Proposition 64, or the Control, Regulate and Tax Adult Use of Marijuana Act (AUMA) legalized the recreational use of cannabis in California on November 9, 2016. A year later temporary state licenses started being issued by the Bureau of Cannabis Control. Unfortunately, as with the Compassionate Use Act, a labyrinth of confusing and conflicting regulations deterred many operators from seeking licenses, encouraging the perpetuation of grey/black markets.

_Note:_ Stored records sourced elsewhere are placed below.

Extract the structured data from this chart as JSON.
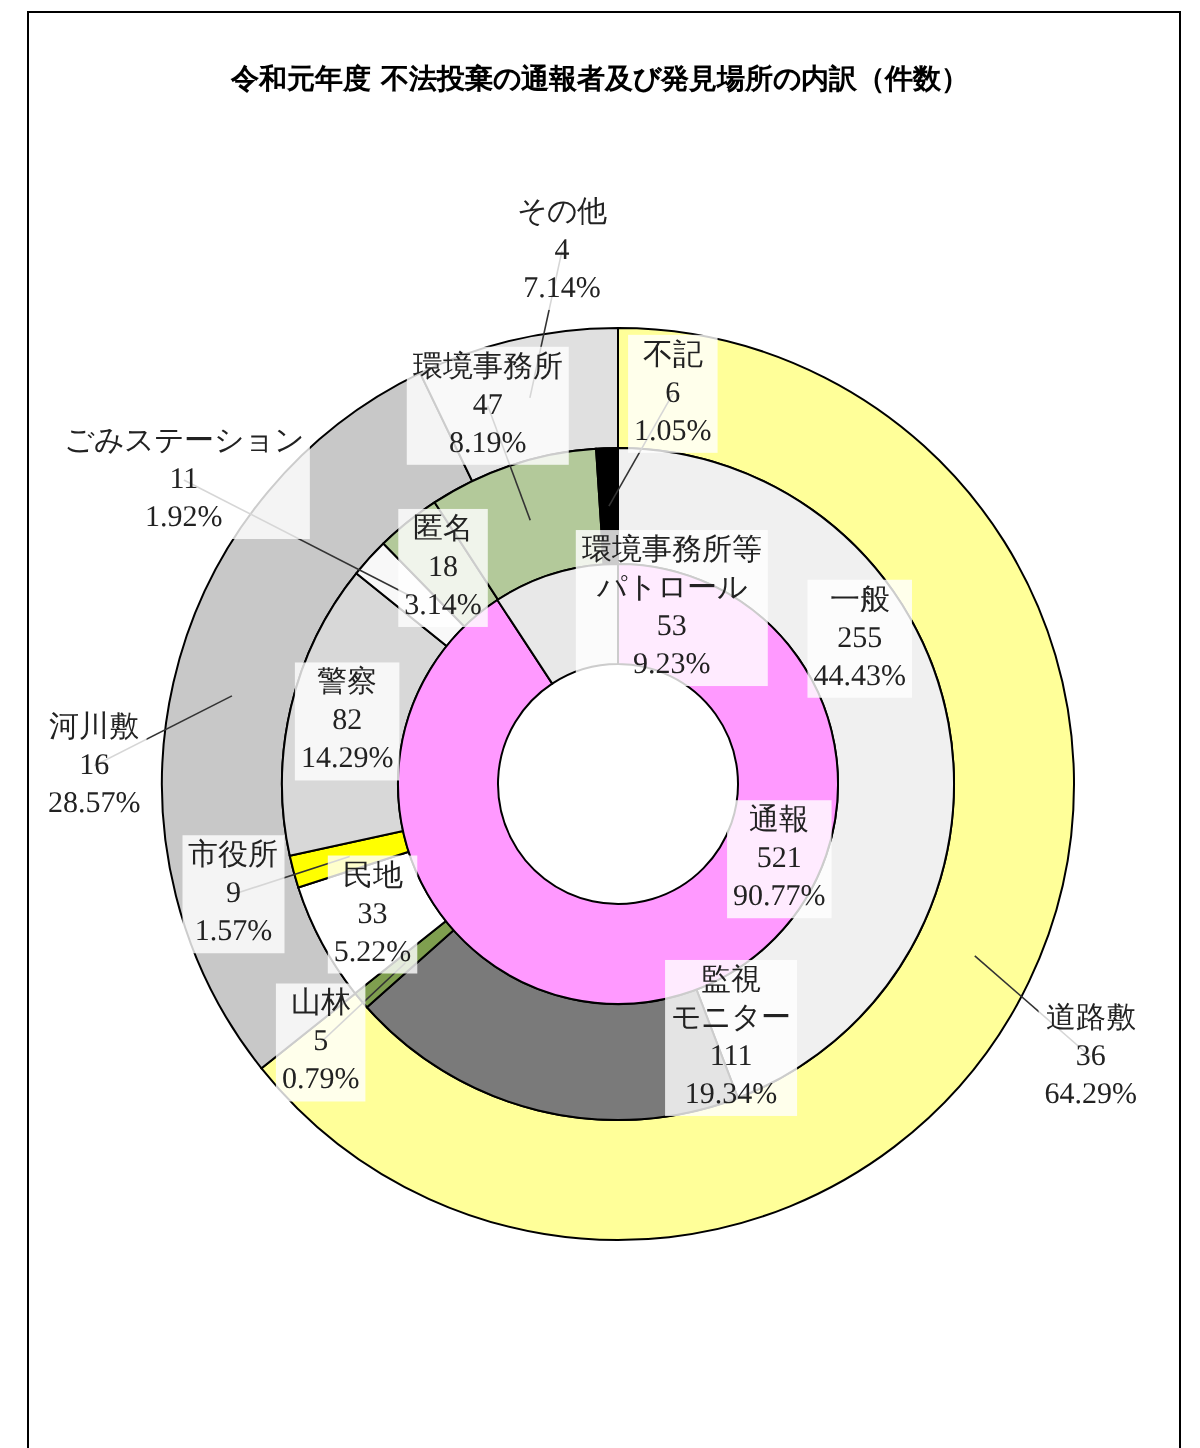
{
  "chart_data": [
    {
      "type": "donut",
      "title": "令和元年度 不法投棄の通報者及び発見場所の内訳（件数）",
      "categories": [
        "道路敷",
        "河川敷",
        "その他"
      ],
      "values": [
        36,
        16,
        4
      ],
      "value_labels": [
        "36\n64.29%",
        "16\n28.57%",
        "4\n7.14%"
      ],
      "colors": [
        "#ffff99",
        "#c8c8c8",
        "#e0e0e0"
      ]
    },
    {
      "type": "donut",
      "categories": [
        "一般",
        "監視モニター",
        "山林",
        "民地",
        "市役所",
        "警察",
        "ごみステーション",
        "匿名",
        "環境事務所",
        "不記"
      ],
      "values": [
        255,
        111,
        5,
        33,
        9,
        82,
        11,
        18,
        47,
        6
      ],
      "value_labels": [
        "255\n44.43%",
        "111\n19.34%",
        "5\n0.79%",
        "33\n5.22%",
        "9\n1.57%",
        "82\n14.29%",
        "11\n1.92%",
        "18\n3.14%",
        "47\n8.19%",
        "6\n1.05%"
      ],
      "colors": [
        "#f0f0f0",
        "#7a7a7a",
        "#7f9f4f",
        "#ffffff",
        "#ffff00",
        "#d8d8d8",
        "#f8f8f8",
        "#b3c99a",
        "#b3c99a",
        "#000000"
      ]
    },
    {
      "type": "donut",
      "categories": [
        "通報",
        "環境事務所等パトロール"
      ],
      "values": [
        521,
        53
      ],
      "value_labels": [
        "521\n90.77%",
        "53\n9.23%"
      ],
      "colors": [
        "#ff99ff",
        "#e8e8e8"
      ]
    }
  ]
}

Non-profit co-ops and collectives had been allowed to operate without state permits, because they were given a legal defense from prosecution under state law. That ended on January 10, 2019 with an amendment to SB 420. As of now any co-op or collective being run without a state permit can be raided by law enforcement and shut down if they serve more than five patients.
On January 16, 2019 state rules approved by the Office of Administrative Law gave licensed cannabis delivery operations the right to deliver cannabis anywhere in California, even in cities and counties that had previously barred delivery, eliminating much of the confusing and conflicting state and local regulations. This should result in the exponential growth of legal marijuana delivery services which is especially important to those unable or unwilling to use dispensaries because they can now enjoy the health and safety protections guaranteed through fully legal and licensed distribution.
Marijuana delivery is making a full circle from the only form of retail distribution, to a niche market, and soon back to the preferred solution for most buyers and sellers. Not only do consumers enjoy the hassle-free aspect of menu apps and home delivery but opponents to legalization and municipalities attempting to please everyone find themselves supporting delivery operations as a means of satisfying the market and not saturating their districts with the eye sore of pot shops in every strip mall. Delivery services have significantly less overhead than storefronts with infrastructure that places them in good position to capture wholesale distribution contracts. These vertically integrated companies can benchmark product and bypass brokers, bringing prices down and quality up for the consumer. Over the next decade I see delivery services dominating the retail space as technology continues to advance, bringing the dispensary experience discreetly to residential communities.
National marijuana legalization seems inevitable, with significant support on both sides of the political aisle. Delivery companies bridge gaps between market participants. Security is always a concern and they secure their operations without becoming a visual afront to everyday citizens many of whom do not see legalization as the revolution it is keen to become, but instead as a drug and medical movement. Wholesale delivery operators and their strategic partners are laying the foundation for a traditional commodity market and sparking the flames of a genuine cannabis and industrial hemp led wave of economic expansion.